Mädchen in Kellerverlies gesperrt

2019 zog das Mädchen auf die Finca des Mannes auf Mallorca. Mit der Ankunft ließ er die 12-Jährige eine Vereinbarung unterschreiben, die zur Hausarbeit verpflichtete und täglichen Missbrauch forderte. Zugleich versprach er, ihre Schwestern nachzuholen, wenn sie seine Erwartungen erfülle. Tat sie das nicht, sperrte er sie in ein verstecktes, dunkles Kellerloch.

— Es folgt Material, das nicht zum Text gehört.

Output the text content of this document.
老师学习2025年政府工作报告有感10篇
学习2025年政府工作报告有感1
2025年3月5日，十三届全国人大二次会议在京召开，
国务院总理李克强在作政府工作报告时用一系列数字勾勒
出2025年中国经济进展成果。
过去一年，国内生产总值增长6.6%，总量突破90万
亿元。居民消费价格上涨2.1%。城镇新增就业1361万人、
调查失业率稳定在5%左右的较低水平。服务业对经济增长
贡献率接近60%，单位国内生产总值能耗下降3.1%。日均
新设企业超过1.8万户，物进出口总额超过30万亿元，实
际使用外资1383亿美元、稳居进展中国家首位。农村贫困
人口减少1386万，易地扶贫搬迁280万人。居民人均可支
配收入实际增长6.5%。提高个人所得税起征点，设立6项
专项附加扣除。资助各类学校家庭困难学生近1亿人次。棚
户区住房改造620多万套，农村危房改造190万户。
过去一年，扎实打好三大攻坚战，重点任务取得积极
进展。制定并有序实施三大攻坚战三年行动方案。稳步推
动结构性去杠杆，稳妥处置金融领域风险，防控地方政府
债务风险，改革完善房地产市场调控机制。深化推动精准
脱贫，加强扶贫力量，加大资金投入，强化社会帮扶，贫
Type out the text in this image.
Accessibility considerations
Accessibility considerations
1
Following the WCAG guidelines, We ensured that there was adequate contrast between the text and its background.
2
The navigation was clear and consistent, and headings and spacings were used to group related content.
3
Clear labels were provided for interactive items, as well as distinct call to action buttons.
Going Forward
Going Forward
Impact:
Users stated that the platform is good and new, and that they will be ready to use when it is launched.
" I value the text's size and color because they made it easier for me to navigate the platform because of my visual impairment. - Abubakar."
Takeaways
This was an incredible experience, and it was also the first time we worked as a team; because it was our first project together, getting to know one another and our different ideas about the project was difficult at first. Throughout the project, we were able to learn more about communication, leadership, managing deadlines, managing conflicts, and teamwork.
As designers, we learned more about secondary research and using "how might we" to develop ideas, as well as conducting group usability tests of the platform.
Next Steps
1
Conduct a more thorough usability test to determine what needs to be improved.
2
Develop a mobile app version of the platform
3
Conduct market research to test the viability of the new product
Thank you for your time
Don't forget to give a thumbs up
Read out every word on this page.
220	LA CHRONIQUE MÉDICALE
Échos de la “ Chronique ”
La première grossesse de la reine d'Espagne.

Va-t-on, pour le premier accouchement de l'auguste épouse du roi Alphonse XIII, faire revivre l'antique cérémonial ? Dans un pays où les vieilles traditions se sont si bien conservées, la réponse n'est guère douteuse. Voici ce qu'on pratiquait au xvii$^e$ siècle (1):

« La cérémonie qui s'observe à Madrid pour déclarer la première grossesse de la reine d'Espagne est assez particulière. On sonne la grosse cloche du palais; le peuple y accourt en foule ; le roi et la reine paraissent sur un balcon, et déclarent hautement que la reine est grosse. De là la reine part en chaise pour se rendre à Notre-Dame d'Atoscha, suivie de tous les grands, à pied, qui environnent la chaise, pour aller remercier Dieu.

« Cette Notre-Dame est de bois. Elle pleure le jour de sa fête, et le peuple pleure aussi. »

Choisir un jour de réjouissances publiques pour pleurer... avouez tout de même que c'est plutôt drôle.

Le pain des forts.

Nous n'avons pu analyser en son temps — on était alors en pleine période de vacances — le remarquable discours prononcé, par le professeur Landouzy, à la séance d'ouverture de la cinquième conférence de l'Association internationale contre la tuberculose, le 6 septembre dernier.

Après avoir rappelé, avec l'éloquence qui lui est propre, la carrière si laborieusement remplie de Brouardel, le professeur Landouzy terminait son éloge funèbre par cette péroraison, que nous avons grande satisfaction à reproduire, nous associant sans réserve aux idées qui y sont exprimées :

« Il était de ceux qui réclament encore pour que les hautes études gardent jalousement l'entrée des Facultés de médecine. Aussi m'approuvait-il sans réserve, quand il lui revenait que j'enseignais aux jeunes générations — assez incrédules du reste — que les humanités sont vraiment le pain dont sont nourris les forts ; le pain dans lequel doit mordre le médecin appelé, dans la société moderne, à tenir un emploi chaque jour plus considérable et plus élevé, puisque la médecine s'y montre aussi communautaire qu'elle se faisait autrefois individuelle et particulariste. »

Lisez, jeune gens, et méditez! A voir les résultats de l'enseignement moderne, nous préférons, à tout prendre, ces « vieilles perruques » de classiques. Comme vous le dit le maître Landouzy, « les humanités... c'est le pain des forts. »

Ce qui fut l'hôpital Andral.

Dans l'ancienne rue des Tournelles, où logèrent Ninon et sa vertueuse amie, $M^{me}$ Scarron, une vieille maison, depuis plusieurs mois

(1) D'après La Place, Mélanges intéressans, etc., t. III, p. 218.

Er isolierte das Mädchen vollständig von seiner Mutter. Sie musste in eine andere Wohnung ziehen. Mehr als vier Jahre dauerte das Martyrium des Kindes. Laut dem Urteil wurde es in dieser Zeit nahezu täglich vergewaltigt. Er zwang das Mädchen zudem, ihm Missbrauchsaufnahmen von anderen Minderjährigen zu schicken, und überwachte es mit Kameras rund um die Uhr.

Erst im März 2024 vertraute sich das Mädchen schließlich seiner Mutter an. Gemeinsam erstatteten sie Anzeige bei der Polizei. Der Mann wurde festgenommen und zu 34 Jahren Gefängnis verurteilt. Das Urteil ist noch nicht rechtskräftig.